İstanbul’un her semtinin ve her bölgesinin kuruluşunda farklı hikayeler yatıyor. Tarihi Yarımada ve Karaköy bölgelerinin hikayesi sıklıkla konuşulsa da Cumhuriyet Dönemi’ni daha iyi anlamlandırabilmek için Osmanlı Devleti’nin “modernleşme süreçleriyle” paralel giden bir gelişimi olan Nişantaşı’nın hikayesini de dinlemek gerekiyor. Padişahların atış talimi yaptıkları semt,adını farklı noktalarında bulunan nişan taşlarından alıyor. Padişahların ve üst düzey devlet adamlarının uğradıkları bu yer, Sultan Abdülmecid’in emriyle yerleşime açılıyor. Sultan Abdülaziz Dönemi’nde ise Nişantaşı ile Harbiye arasındaki bölgeye bir mahalle kuruluyor. Tarih 1867’yi gösterdiğinde yapılaşma faaliyetleri başlatılıyor ve devletin üst düzey yöneticilerinin ağırlanabileceği saray ve konaklar inşa ediliyor. Çehresi hızla şekillenen semt, İstanbul’da yalı ve konaklardan apartmanlara geçiş sürecini okumak için de önemli bir kaynak sağlıyor. 1910’lu yıllar itibarıyla caddelerdeki az katlı evler yıkılarak yerine çok katlı yerleşimler yapılıyor. Üst gelir grubundaki kişilerin sıklıkla tercih ettiği semtte Maçka Palas gibi önemli yapılar inşa ediliyor. Ayrıca bu gelir grubundaki kişilere hitap edilecek şekilde kurgulanan pasajlar, Pera bölgesinden sonra bu semtte vücut buluyor. 1960 ve 1970’li yıllarla beraber kentin lüks görülen diğer semtleri eski ihtişamlarını yitirmeye başlayınca lüks mağazalar, pasajlar, galeriler ve lokantalar için Nişantaşı odak noktası oluyor. Semtin en yoğun aksları olan Teşvikiye Caddesi, Maçka Caddesi, Rumeli Caddesi, Valikonağı Caddesi ve Abdi İpekçi Caddesi üzerinde Bina Pasajı, Halil Bey Pasajı, Polat Pasajı, Milli Reasürans Kompleksi gibi önemli ticari yapılar inşa ediliyor. Bu ticari yapıların önemini anlamak için gelişim süreçlerini incelemek gerekiyor.

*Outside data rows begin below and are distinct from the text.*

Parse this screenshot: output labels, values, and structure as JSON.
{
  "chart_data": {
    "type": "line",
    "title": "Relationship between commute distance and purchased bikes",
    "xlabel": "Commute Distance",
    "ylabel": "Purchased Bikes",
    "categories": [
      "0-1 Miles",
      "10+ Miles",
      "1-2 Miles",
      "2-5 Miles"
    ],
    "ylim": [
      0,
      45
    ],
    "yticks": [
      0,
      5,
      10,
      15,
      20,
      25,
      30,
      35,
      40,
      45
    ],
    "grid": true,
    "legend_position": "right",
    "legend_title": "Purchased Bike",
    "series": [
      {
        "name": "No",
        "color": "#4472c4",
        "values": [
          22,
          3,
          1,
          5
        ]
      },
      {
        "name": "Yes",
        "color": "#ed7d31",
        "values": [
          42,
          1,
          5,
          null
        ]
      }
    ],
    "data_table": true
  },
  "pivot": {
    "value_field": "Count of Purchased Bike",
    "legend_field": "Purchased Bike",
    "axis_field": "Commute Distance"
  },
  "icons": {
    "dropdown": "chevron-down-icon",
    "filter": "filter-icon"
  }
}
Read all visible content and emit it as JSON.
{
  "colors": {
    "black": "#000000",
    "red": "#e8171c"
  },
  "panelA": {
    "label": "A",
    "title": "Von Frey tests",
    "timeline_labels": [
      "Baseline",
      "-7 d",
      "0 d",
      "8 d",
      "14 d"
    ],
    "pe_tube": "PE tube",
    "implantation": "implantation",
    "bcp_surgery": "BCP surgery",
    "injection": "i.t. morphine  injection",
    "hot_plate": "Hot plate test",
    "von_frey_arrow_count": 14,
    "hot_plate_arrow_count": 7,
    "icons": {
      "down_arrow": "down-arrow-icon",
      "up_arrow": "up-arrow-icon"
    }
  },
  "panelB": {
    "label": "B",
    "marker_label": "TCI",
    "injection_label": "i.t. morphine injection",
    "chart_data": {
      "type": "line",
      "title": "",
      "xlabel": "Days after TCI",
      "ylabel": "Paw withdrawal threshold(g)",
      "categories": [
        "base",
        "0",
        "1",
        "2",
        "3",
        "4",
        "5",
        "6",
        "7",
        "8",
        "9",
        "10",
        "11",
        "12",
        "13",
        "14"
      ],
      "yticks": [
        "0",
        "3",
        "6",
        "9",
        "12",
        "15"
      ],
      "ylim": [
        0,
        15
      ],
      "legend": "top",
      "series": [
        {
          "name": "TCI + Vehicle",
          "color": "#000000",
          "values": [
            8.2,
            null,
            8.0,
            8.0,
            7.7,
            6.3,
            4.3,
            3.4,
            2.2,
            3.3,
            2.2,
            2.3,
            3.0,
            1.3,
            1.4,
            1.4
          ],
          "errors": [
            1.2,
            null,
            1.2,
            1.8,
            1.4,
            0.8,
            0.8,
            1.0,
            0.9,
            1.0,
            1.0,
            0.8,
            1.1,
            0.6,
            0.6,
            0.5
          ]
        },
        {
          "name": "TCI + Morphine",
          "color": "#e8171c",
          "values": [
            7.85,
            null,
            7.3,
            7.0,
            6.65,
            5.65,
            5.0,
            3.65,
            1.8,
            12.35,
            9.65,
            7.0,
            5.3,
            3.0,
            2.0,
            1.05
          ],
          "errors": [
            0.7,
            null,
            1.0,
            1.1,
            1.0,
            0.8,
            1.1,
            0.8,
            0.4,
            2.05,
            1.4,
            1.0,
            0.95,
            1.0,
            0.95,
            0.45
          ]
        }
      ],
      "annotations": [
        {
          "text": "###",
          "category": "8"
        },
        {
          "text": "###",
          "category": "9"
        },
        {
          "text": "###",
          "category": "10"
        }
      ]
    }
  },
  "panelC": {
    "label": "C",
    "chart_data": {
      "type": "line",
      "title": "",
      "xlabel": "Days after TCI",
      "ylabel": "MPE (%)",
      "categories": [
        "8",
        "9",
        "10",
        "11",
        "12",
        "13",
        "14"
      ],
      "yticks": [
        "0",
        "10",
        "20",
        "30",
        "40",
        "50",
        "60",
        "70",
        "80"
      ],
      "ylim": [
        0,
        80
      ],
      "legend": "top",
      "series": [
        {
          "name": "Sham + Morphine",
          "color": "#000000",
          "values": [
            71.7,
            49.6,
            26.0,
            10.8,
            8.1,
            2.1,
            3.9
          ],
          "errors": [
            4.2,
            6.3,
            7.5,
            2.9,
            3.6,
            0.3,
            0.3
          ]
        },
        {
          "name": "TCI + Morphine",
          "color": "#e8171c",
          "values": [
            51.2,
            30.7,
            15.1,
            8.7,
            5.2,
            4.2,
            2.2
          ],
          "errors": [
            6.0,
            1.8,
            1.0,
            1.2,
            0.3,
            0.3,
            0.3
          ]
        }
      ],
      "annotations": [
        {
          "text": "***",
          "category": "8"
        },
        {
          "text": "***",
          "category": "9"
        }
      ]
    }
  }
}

Kentlerde kamusal boşluklar ve özel mülkiyet dahilindeki yapılar ilişkisinde bir ara mekan olarak ortaya çıkan pasajlar, kullanıcıların ihtiyaçlarını karşılayabilecekleri yerler olmalarının yanı sıra barındırdıkları çeşitli fonksiyonlarla kent yaşamındaki eksikleri kapatıyorlar. Ticari sürekliliği destekleyen pasajlar sayesinde kullanıcılar farklı nitelikte mağazaları bir arada bulabiliyorlar. Ayrıca yayaların bir caddeden diğer caddeye veya sokağa geçişlerini daha korunaklı ve kestirme bir şekilde yapabilmelerini sağlıyorlar. İnşa edildikleri dönemde bulundukları semtin karşılaşma mekanına dönüşen pasajlar, kent hafızasının önemli bir kısmına şahitlik ediyorlar. Maçka Caddesi ile Abdi İpekçi Caddesi arasında konumlanan Milli Reasürans Kompleksi de Nişantaşı’nın hafızasında büyük yer tutan bir yapı olarak anılıyor.
Bir üst kurum olarak sigorta şirketlerini sigortalayan Milli Reasürans Şirketi için farklı işlevlerin bir arada kurgulandığı bir kompleks yapılması isteniyor. Harbiye Mahallesi’nde 4500 metrekarelik bir parsel bu iş için seçilirken parsel üzerinde inşa edilecek yapıya bir yarışma sonucunda karar veriliyor. Yarışmada birinci olan projenin sahibi Sevinç Hadi ve Şandor Hadi, 1985-1987 yılları arasında uygulama projesini kurguluyorlar ve 1992’de inşaat tamamlanıyor.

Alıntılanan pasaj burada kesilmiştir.